Alla Provincia di Viterbo è assegnato un ruolo di primo piano grazie all’attività del suo laboratorio di restauro.
“Il nostro laboratorio – spiega l’assessore Fraticelli – per le competenze relative al campo del restauro costituisce un riuscito modello di attuazione del decentramento delle funzioni in materia di beni culturali, sia nell’ambito della tutela che della valorizzazione del patrimonio.
Al laboratorio fa inoltre riferimento un territorio di importanza eccezionale dal punto di vista locale, ma anche nazionale ed europeo, in quanto posto al centro di una rete di località sedi di preziose testimonianze archeologiche etrusche e romane, crocevia di centinaia di migliaia di pellegrini che per secoli hanno percorso la via Francigena nel pellegrinaggio verso Roma. A Viterbo l’avvicendarsi continuo di persone e culture ha lasciato tracce di grande rilievo storico ed artistico”.
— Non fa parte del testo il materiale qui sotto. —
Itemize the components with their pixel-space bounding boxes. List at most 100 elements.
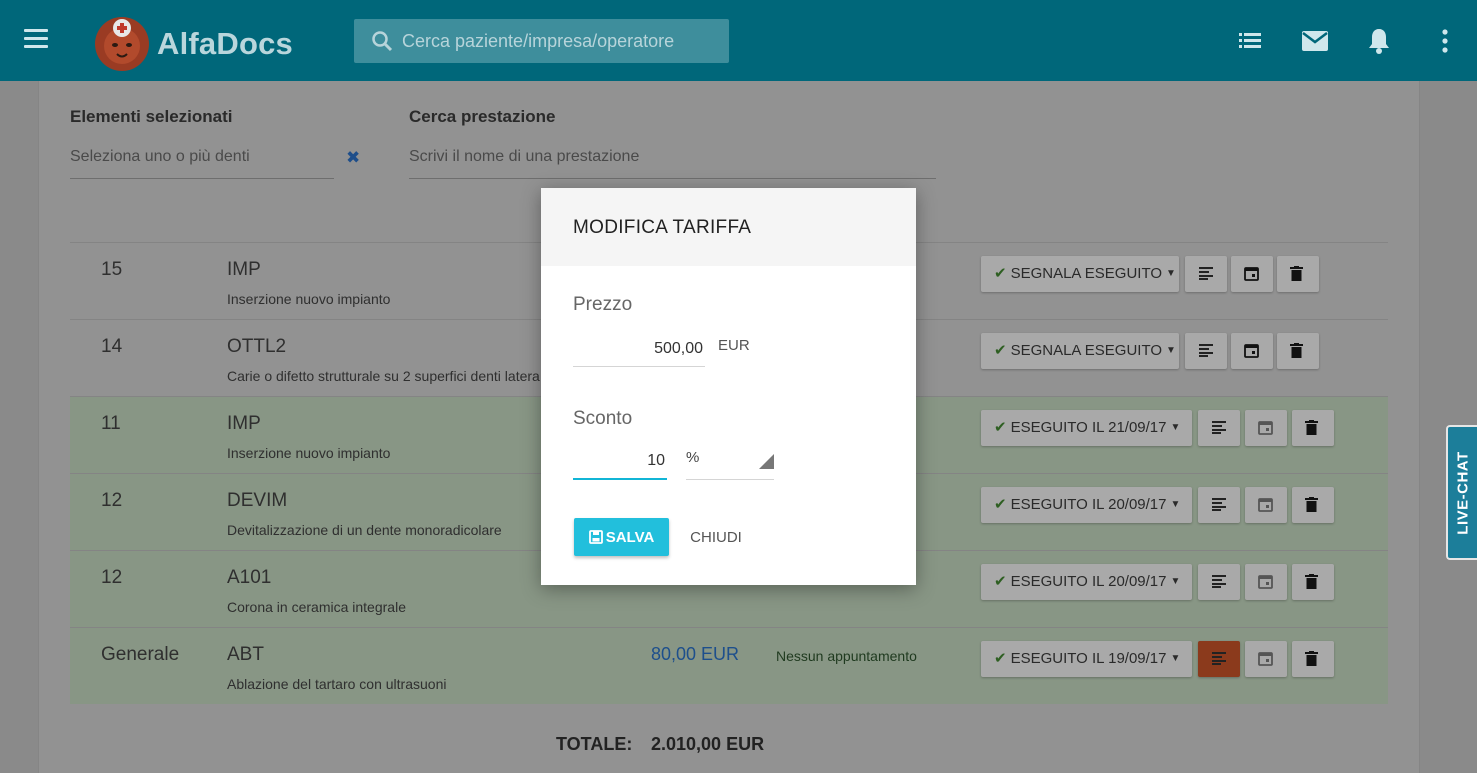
notes-button[interactable] bbox=[1198, 410, 1240, 446]
check-icon: ✔ bbox=[994, 650, 1007, 667]
global-search bbox=[354, 19, 729, 63]
tooth-number: 12 bbox=[101, 567, 123, 588]
notes-button[interactable] bbox=[1198, 641, 1240, 677]
delete-button[interactable] bbox=[1292, 641, 1334, 677]
calendar-icon bbox=[1258, 421, 1273, 435]
discount-label: Sconto bbox=[573, 408, 633, 429]
notes-icon bbox=[1212, 421, 1226, 434]
notes-icon bbox=[1212, 652, 1226, 665]
edit-rate-dialog: MODIFICA TARIFFA Prezzo EUR Sconto % SAL… bbox=[541, 188, 916, 585]
check-icon: ✔ bbox=[994, 342, 1007, 359]
service-code: IMP bbox=[227, 259, 261, 280]
discount-input[interactable] bbox=[573, 444, 667, 480]
delete-button[interactable] bbox=[1292, 564, 1334, 600]
selected-elements-label: Elementi selezionati bbox=[70, 107, 233, 126]
schedule-button[interactable] bbox=[1231, 256, 1273, 292]
delete-button[interactable] bbox=[1292, 410, 1334, 446]
menu-icon[interactable] bbox=[24, 29, 48, 49]
price-unit: EUR bbox=[718, 337, 750, 354]
service-description: Ablazione del tartaro con ultrasuoni bbox=[227, 676, 447, 692]
delete-button[interactable] bbox=[1277, 333, 1319, 369]
delete-button[interactable] bbox=[1277, 256, 1319, 292]
caret-down-icon: ▼ bbox=[1170, 653, 1181, 664]
total-label: TOTALE: bbox=[556, 734, 633, 754]
mail-icon[interactable] bbox=[1301, 30, 1329, 52]
service-code: ABT bbox=[227, 644, 264, 665]
tooth-number: 14 bbox=[101, 336, 123, 357]
notes-icon bbox=[1199, 344, 1213, 357]
tooth-number: Generale bbox=[101, 644, 180, 665]
schedule-button[interactable] bbox=[1245, 410, 1287, 446]
close-button[interactable]: CHIUDI bbox=[679, 518, 753, 556]
tooth-number: 15 bbox=[101, 259, 123, 280]
status-label: ESEGUITO IL 20/09/17 bbox=[1010, 573, 1167, 590]
schedule-button[interactable] bbox=[1245, 641, 1287, 677]
delete-button[interactable] bbox=[1292, 487, 1334, 523]
save-button[interactable]: SALVA bbox=[574, 518, 669, 556]
brand-name: AlfaDocs bbox=[157, 26, 293, 61]
check-icon: ✔ bbox=[994, 265, 1007, 282]
teeth-selector-input[interactable]: Seleziona uno o più denti bbox=[70, 148, 334, 179]
top-bar: AlfaDocs bbox=[0, 0, 1477, 81]
notes-button[interactable] bbox=[1185, 256, 1227, 292]
trash-icon bbox=[1290, 343, 1303, 358]
status-dropdown-button[interactable]: ✔ SEGNALA ESEGUITO ▼ bbox=[981, 333, 1179, 369]
status-dropdown-button[interactable]: ✔ ESEGUITO IL 21/09/17 ▼ bbox=[981, 410, 1192, 446]
service-price[interactable]: 80,00 EUR bbox=[651, 644, 739, 665]
service-description: Inserzione nuovo impianto bbox=[227, 291, 391, 307]
service-description: Devitalizzazione di un dente monoradicol… bbox=[227, 522, 502, 538]
check-icon: ✔ bbox=[994, 573, 1007, 590]
status-label: ESEGUITO IL 20/09/17 bbox=[1010, 496, 1167, 513]
discount-unit-select[interactable]: % bbox=[686, 444, 774, 480]
schedule-button[interactable] bbox=[1231, 333, 1273, 369]
price-input[interactable] bbox=[573, 332, 705, 367]
status-dropdown-button[interactable]: ✔ ESEGUITO IL 20/09/17 ▼ bbox=[981, 564, 1192, 600]
status-label: ESEGUITO IL 21/09/17 bbox=[1010, 419, 1167, 436]
service-description: Inserzione nuovo impianto bbox=[227, 445, 391, 461]
status-dropdown-button[interactable]: ✔ ESEGUITO IL 20/09/17 ▼ bbox=[981, 487, 1192, 523]
list-icon[interactable] bbox=[1238, 28, 1262, 52]
notes-icon bbox=[1212, 498, 1226, 511]
caret-down-icon: ▼ bbox=[1170, 422, 1181, 433]
lion-logo-icon bbox=[95, 17, 149, 71]
status-dropdown-button[interactable]: ✔ ESEGUITO IL 19/09/17 ▼ bbox=[981, 641, 1192, 677]
trash-icon bbox=[1305, 574, 1318, 589]
status-label: SEGNALA ESEGUITO bbox=[1010, 342, 1163, 359]
status-dropdown-button[interactable]: ✔ SEGNALA ESEGUITO ▼ bbox=[981, 256, 1179, 292]
tooth-number: 12 bbox=[101, 490, 123, 511]
tooth-number: 11 bbox=[101, 413, 121, 434]
schedule-button[interactable] bbox=[1245, 487, 1287, 523]
discount-unit-value: % bbox=[686, 449, 700, 466]
caret-down-icon: ▼ bbox=[1166, 345, 1176, 356]
search-service-label: Cerca prestazione bbox=[409, 107, 556, 126]
calendar-icon bbox=[1258, 575, 1273, 589]
check-icon: ✔ bbox=[994, 496, 1007, 513]
calendar-icon bbox=[1258, 652, 1273, 666]
floppy-disk-icon bbox=[588, 529, 603, 544]
bell-icon[interactable] bbox=[1367, 27, 1391, 54]
notes-button[interactable] bbox=[1198, 487, 1240, 523]
service-code: DEVIM bbox=[227, 490, 288, 511]
search-icon bbox=[372, 31, 393, 52]
price-label: Prezzo bbox=[573, 294, 633, 315]
service-search-input[interactable]: Scrivi il nome di una prestazione bbox=[409, 148, 936, 179]
dialog-title: MODIFICA TARIFFA bbox=[573, 217, 752, 238]
trash-icon bbox=[1305, 497, 1318, 512]
status-label: ESEGUITO IL 19/09/17 bbox=[1010, 650, 1167, 667]
caret-down-icon: ▼ bbox=[1170, 576, 1181, 587]
notes-button[interactable] bbox=[1185, 333, 1227, 369]
calendar-icon bbox=[1244, 344, 1259, 358]
clear-icon[interactable]: ✖ bbox=[346, 148, 360, 168]
trash-icon bbox=[1305, 420, 1318, 435]
live-chat-tab[interactable]: LIVE-CHAT bbox=[1446, 425, 1477, 560]
live-chat-label: LIVE-CHAT bbox=[1454, 450, 1471, 535]
status-label: SEGNALA ESEGUITO bbox=[1010, 265, 1163, 282]
search-input[interactable] bbox=[402, 19, 722, 63]
caret-down-icon: ▼ bbox=[1170, 499, 1181, 510]
service-code: IMP bbox=[227, 413, 261, 434]
more-vert-icon[interactable] bbox=[1441, 29, 1449, 53]
service-description: Corona in ceramica integrale bbox=[227, 599, 406, 615]
schedule-button[interactable] bbox=[1245, 564, 1287, 600]
dropdown-triangle-icon bbox=[759, 454, 774, 469]
notes-button[interactable] bbox=[1198, 564, 1240, 600]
L’idea progettuale generale consiste nello sviluppare una dimensione europea e mediterranea nell’attività di conservazione e restauro, elaborando un modello operativo nel settore e creando all’interno di Arco Latino una rete di operatori qualificati, di centri di restauro, di amministratori pubblici, capaci di interagire efficacemente sulla salvaguardia del patrimonio culturale locale, mediterraneo ed europeo, incrementando l’occupazione e ottenendo dalla Ue i necessari ed adeguati finanziamenti.
All’interno del progetto generale è stato affidato alla Provincia di Viterbo il compito di elaborare, tramite il proprio laboratorio di restauro, un progetto pilota per definire un modello organizzativo di riferimento.
“Si tratta – ha concluso Fraticelli – di uno straordinario riconoscimento per un centro d’eccellenza, il laboratorio di restauro, che ho avuto modo di conoscere e di apprezzare in questo anno e mezzo di attività istituzionale, rammaricandomi per lo scarso peso e la poca considerazione che ha ricevuto in passato. La Provincia di Viterbo si conferma protagonista fondamentale e qualificato di Arco Latino e avrà una funzione decisiva nella realizzazione di questo grande progetto”.
Anche il presidente Marcello Meroi ha espresso massima soddisfazione per l’approvazione del progetto e per l’importante ruolo riconosciuto alla Tuscia.